42% des Français estiment être mal informés sur les lieux où aller pour se faire dépister pour connaître leur statut sérologique (idem 15 -24 ans)

Pour un dépistage, il existe deux types de test. D'abord la prise de sang qui peut diagnostiquer le virus 4 à 6 semaines après la contamination. Il est possible de faire cette prise de sang dans un centre de dépistage anonyme et gratuit (CDAG) ou dans les laboratoires d'analyses et de biologie médicale (LABM) sur prescription du médecin traitant.

Une alternative à la prise de sang : le test de dépistage rapide disponible en pharmacie. Il consiste en une simple piqûre sur le doigt. Mais cette fois-ci, le test se positive trois mois après la contamination. 

Sur le traitement 

22% des Français pensent qu'il existe des médicaments pour guérir du sida ( 23% des 15-24 ans)
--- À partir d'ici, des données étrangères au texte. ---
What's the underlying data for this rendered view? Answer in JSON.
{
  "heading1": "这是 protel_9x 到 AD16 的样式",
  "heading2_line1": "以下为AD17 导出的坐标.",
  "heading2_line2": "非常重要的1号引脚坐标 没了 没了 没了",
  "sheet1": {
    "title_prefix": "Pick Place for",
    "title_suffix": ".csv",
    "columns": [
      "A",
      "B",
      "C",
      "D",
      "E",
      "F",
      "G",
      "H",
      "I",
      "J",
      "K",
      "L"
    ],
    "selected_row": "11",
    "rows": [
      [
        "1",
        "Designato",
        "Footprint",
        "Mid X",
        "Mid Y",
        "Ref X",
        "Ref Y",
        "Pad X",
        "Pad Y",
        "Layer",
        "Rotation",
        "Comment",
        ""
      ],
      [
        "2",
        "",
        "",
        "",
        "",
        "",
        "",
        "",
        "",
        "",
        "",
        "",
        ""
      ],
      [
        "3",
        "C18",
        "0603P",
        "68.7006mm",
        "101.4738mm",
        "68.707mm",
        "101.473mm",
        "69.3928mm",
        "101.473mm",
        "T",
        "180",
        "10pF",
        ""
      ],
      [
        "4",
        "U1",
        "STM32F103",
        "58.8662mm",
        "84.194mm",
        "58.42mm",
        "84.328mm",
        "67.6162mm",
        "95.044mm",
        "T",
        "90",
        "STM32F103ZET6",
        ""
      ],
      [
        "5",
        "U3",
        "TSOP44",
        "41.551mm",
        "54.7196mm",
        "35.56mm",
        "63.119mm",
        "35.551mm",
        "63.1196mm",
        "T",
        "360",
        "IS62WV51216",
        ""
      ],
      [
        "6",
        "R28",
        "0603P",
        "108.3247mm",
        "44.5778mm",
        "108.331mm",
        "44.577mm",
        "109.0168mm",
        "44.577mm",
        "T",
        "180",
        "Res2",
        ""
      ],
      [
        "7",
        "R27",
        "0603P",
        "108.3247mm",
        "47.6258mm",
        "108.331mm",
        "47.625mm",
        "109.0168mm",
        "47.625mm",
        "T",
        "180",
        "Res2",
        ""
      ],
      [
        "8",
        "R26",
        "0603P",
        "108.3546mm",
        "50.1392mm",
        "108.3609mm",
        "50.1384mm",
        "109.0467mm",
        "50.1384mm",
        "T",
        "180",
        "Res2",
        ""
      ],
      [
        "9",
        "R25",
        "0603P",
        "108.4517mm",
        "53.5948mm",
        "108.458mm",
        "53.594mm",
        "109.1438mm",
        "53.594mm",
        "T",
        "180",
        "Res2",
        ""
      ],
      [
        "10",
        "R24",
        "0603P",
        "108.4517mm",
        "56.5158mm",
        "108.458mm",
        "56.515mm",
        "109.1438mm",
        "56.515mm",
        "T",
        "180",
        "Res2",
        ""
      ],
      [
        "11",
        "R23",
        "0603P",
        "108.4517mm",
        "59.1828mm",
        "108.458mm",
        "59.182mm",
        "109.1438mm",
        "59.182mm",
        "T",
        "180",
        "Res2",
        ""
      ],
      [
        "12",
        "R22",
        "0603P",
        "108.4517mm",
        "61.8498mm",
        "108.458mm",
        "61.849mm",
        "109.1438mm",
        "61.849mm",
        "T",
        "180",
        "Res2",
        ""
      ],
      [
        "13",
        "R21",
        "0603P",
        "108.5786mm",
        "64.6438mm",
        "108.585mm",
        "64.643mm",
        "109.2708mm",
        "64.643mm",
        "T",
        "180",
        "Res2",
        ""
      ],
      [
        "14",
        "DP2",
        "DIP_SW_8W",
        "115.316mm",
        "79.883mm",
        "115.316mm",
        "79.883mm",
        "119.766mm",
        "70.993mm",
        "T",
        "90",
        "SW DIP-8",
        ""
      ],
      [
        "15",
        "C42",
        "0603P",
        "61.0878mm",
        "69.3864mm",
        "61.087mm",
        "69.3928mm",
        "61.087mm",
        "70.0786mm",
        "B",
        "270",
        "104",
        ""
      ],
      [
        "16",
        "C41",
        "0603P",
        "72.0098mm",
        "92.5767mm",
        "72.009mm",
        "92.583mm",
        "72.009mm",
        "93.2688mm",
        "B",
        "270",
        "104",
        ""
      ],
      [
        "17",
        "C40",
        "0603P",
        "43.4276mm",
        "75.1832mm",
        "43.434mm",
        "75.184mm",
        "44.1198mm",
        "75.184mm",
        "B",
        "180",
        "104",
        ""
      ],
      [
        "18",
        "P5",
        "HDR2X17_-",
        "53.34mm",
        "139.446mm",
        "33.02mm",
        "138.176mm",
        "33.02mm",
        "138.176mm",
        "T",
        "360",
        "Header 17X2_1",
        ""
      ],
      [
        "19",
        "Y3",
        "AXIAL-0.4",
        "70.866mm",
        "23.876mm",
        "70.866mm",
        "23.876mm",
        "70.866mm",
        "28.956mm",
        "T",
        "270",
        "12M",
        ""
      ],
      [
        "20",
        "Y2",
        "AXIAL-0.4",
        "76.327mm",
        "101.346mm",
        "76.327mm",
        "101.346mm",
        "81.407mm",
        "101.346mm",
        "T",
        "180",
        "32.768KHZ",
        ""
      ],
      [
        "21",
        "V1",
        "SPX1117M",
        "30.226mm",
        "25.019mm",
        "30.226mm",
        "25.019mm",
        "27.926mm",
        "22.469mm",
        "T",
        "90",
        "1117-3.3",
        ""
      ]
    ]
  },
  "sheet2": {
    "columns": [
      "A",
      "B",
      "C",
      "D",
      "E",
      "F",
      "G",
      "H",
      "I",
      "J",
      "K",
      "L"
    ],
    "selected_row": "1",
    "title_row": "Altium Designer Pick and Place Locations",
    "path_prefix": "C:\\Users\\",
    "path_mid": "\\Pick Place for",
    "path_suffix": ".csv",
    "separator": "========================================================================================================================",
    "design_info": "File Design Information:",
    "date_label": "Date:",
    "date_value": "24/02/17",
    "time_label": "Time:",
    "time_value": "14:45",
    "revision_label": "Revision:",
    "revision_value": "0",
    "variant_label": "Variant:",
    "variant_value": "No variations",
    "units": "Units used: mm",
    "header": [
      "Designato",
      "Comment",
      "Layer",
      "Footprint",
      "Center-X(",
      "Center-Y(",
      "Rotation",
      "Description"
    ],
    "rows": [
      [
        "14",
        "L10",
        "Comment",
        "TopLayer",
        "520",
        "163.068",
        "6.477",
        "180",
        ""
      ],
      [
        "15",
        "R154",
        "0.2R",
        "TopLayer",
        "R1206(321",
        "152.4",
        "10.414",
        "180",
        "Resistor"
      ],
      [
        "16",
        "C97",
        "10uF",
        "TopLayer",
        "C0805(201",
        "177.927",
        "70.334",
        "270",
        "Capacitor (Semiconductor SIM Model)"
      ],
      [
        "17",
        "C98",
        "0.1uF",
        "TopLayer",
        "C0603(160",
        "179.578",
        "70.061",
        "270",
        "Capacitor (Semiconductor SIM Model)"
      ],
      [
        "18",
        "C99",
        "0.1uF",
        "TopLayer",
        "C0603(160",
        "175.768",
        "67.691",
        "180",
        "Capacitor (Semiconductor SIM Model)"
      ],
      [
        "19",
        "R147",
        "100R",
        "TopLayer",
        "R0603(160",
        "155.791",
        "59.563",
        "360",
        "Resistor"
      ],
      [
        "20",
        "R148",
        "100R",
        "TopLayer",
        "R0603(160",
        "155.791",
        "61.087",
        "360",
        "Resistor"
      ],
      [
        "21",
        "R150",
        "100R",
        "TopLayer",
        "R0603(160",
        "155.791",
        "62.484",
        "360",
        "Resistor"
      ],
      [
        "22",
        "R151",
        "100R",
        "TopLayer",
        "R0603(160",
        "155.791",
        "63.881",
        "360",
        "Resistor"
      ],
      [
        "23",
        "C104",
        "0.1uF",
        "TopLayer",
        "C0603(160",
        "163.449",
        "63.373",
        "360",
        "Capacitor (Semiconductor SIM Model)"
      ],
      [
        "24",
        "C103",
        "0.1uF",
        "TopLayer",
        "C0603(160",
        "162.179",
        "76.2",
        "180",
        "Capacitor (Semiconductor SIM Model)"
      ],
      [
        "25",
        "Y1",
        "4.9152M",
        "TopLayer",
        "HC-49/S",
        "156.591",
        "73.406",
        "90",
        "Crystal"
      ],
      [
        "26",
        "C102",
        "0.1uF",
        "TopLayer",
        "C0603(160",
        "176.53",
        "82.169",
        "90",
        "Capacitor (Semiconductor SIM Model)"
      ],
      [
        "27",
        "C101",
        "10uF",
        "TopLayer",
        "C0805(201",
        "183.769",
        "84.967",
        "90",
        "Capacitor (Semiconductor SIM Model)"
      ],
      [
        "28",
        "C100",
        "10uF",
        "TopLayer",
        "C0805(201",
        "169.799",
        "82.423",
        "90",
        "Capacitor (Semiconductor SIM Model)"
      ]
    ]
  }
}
Faux ! Aucun médicament ne permet encore de détruire le VIH. La tri-thérapie est un traitement qui "endort" le virus : il limite seulement les symptômes. Cela repose sur la prise de médicaments antiviraux spécifiques, prescrits sous forme d'associations de trois médicaments. C'est un traitement qui se prend à vie. Il n'existe pour le moment aucune autre solution. 

Sur les moyens de prévention  

15% des Français pensent que l'utilisation d'un produit de toilette intime est efficace pour empêcher la transmission du VIH (12% 15-24 ans)
22% des Français pensent qu'un rapport protégé avec une personne séropositive n'empêche pas la transmission du VIH (27% 15-24 ans)

Oubliez les gels intimes, la seule prévention c'est l'utilisation systématique du préservatif dès le début de l'acte. Et cette protection est suffisante puisqu'elle empêche le contact entre les muqueuses. 

A savoir, un traitement préventif a été récemment autorisé en France : il s'agit du PrEP pour prophylaxie pré-exposition. Il est destiné aux personnes non infectées par le virus mais présentant des comportements "à haut risque". Le but est de limiter la contamination du VIH en cas de rapport non protégé. Ce traitement peut être prescrit dans des centres spécialisés des hôpitaux et depuis juin 2016 dans des centres gratuits d'information, de dépistage et de diagnostic (CeGIDD).